Sinéad, al fin, nunca fue eso que pedía el retrato de la tapa de I Do Not Want What I Haven’t Got, de una fotogenia digna del Hollywood clásico. Lo suyo serían más bien las biografías desdichadas de Audrey o Marilyn, como si la fábrica de sueños onmipotente hubiese tenido a un Charles Dickens entre sus guionistas. La pregunta ¿por qué te pelaste? no tiene en ella la misma respuesta que la de Luca Prodan sólo porque es mujer y todas sus rebeldías fueron castigadas por partida doble.

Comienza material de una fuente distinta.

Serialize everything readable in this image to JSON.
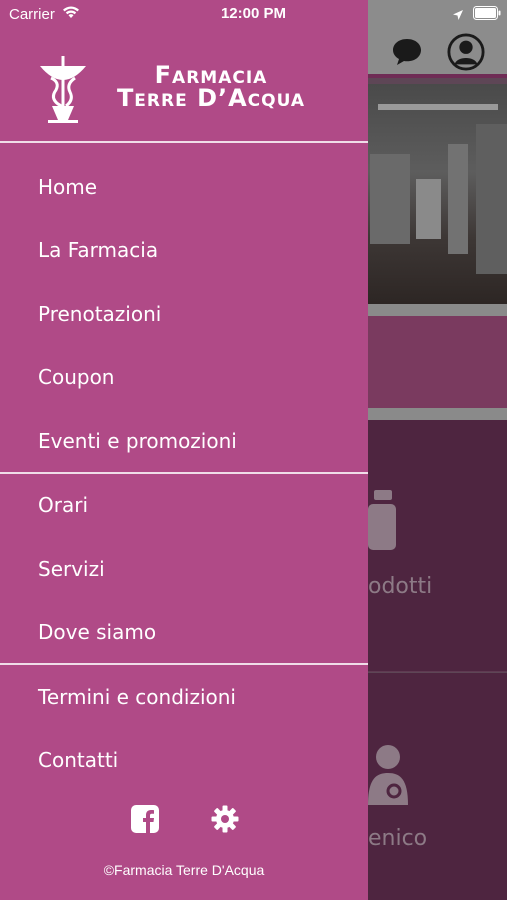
{
  "status_bar": {
    "carrier": "Carrier",
    "time": "12:00 PM"
  },
  "drawer": {
    "logo": {
      "line1": "Farmacia",
      "line2": "Terre D’Acqua"
    },
    "menu_group_1": [
      {
        "label": "Home"
      },
      {
        "label": "La Farmacia"
      },
      {
        "label": "Prenotazioni"
      },
      {
        "label": "Coupon"
      },
      {
        "label": "Eventi e promozioni"
      }
    ],
    "menu_group_2": [
      {
        "label": "Orari"
      },
      {
        "label": "Servizi"
      },
      {
        "label": "Dove siamo"
      }
    ],
    "menu_group_3": [
      {
        "label": "Termini e condizioni"
      },
      {
        "label": "Contatti"
      }
    ],
    "social_icons": [
      "facebook-icon",
      "gear-icon"
    ],
    "footer": "©Farmacia Terre D'Acqua"
  },
  "background_app": {
    "tile1_label_partial": "odotti",
    "tile2_label_partial": "enico"
  },
  "colors": {
    "drawer_bg": "#b04a87",
    "divider": "#f0dde9",
    "text": "#ffffff"
  }
}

Sinéad decidió rasurarse la cabeza para no tener que lidiar con la imagen sexy que los productores de su primer álbum le pedían: pelo largo y ropa más ajustada. El mundo la conocería, se dijo, como un mashup de Romy Schneider y el Dalai Lama enfundada en ropa negra gótica caminando entre estatuas. Y es ahí, de nuevo, donde el caso O’Connor acumulaba sus primeros folios. El show business era al mismo tiempo cielo e infierno para ella: como Kurt Cobain, tenía que subirse al mismo tren del que deseaba tirarse. Que haya grabado una versión casi a capella de “All Apologies” el mismo año que el líder de Nirvana se suicidó es elocuente: pura identificación. Bellezas trágicas que no encajan.
La biopic desgraciada en la que se convirtió su vida suele prescindir del soundtrack. Sinéad nunca volvió a ser tan escuchada como en 1990 cuando propulsada por “Nothing Compares 2 U” vendió siete millones y medio de discos. Su discografía posterior está ahí para ser (re)descubierta. En la tapa de su último álbum, I’m Not Bossy, I’m the Boss (2014) se muestra acaso como sus primeros productores hubieran querido venderla en 1987: una femme fatale vestida de cuero negro abrazando una guitarra fálica.

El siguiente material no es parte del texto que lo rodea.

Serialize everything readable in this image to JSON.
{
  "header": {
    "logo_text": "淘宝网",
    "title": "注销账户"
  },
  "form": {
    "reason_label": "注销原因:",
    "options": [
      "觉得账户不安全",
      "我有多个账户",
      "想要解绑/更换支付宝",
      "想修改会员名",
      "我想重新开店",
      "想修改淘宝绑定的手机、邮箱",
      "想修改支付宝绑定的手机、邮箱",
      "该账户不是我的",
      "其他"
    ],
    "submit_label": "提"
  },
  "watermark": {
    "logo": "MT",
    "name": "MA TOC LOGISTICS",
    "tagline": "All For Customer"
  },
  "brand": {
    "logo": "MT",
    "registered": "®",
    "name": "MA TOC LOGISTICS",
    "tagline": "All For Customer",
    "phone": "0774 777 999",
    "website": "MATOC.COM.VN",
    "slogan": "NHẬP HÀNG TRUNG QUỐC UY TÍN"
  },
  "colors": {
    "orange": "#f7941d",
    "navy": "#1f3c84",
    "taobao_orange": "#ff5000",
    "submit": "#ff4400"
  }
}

En los últimos siete años apenas se le cuenta una colaboración en el álbum colectivo Salvation, versiones de originales de Cranberries en beneficio de Pieta, una asociación de caridad que asiste a personas en riesgo de suicidio. Al piano, Sinéad canta aquí “No Need to Argue”. La voz denota el paso del tiempo pero sigue teniendo esa autoridad que la volvió tan única en los 90. Para entonces los problemas de Shane, el hijo que tuvo con el productor folk Donald Lunny, se habían hecho ostensibles al punto que en febrero de 2021 la cantante había pedido a sus fans que rezaran por la salud mental de su hijo. Ahora, la letra de “No Need to Argue” también parece resignificada por su tragedia personal: “Te dí todo lo que pude pero me dejaste muy pronto”. Duele el cuerpo entero escucharla tan despojada, como si se hubiera despedido antes de tiempo.

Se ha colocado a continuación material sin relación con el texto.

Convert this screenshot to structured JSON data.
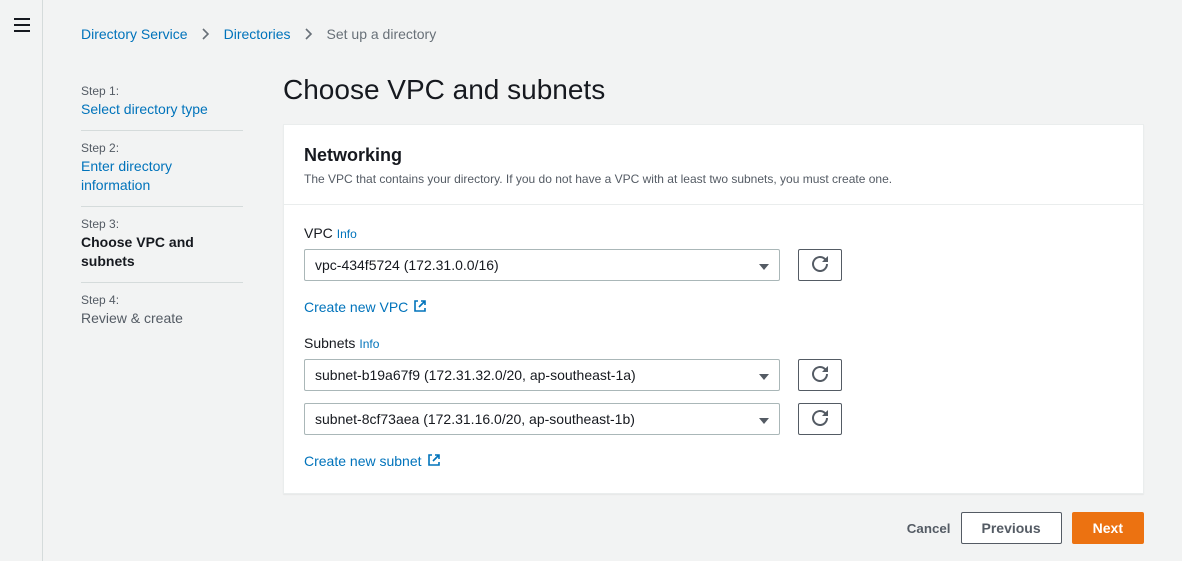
{
  "breadcrumb": {
    "service": "Directory Service",
    "directories": "Directories",
    "current": "Set up a directory"
  },
  "steps": [
    {
      "label": "Step 1:",
      "name": "Select directory type",
      "state": "link"
    },
    {
      "label": "Step 2:",
      "name": "Enter directory information",
      "state": "link"
    },
    {
      "label": "Step 3:",
      "name": "Choose VPC and subnets",
      "state": "current"
    },
    {
      "label": "Step 4:",
      "name": "Review & create",
      "state": "future"
    }
  ],
  "page": {
    "title": "Choose VPC and subnets"
  },
  "panel": {
    "heading": "Networking",
    "description": "The VPC that contains your directory. If you do not have a VPC with at least two subnets, you must create one."
  },
  "vpc": {
    "label": "VPC",
    "info": "Info",
    "selected": "vpc-434f5724 (172.31.0.0/16)",
    "createLink": "Create new VPC"
  },
  "subnets": {
    "label": "Subnets",
    "info": "Info",
    "selected1": "subnet-b19a67f9 (172.31.32.0/20, ap-southeast-1a)",
    "selected2": "subnet-8cf73aea (172.31.16.0/20, ap-southeast-1b)",
    "createLink": "Create new subnet"
  },
  "footer": {
    "cancel": "Cancel",
    "previous": "Previous",
    "next": "Next"
  }
}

Sinéad cambió MTV por las redes sociales pero ya no para difundir su música sino para pedir auxilio. Un posible suicidio fue interrumpido después de que hiciera pública su decisión en Facebook y durante la crisis que terminó con la muerte de Shane utilizó una cuenta alternativa de Twitter, que luego terminaría borrando, para desangrarse. Entre otras cosas, como culpar al sistema de salud irlandés, escribió ahí “Todo lo que toco lo arruino”. No es cierto. Hay que volver a escucharla interpretando a Prince (a quien describe casi como un psicopáta en sus memorias de 2021) y a Kurt Cobain para redimirla de su propia culpa.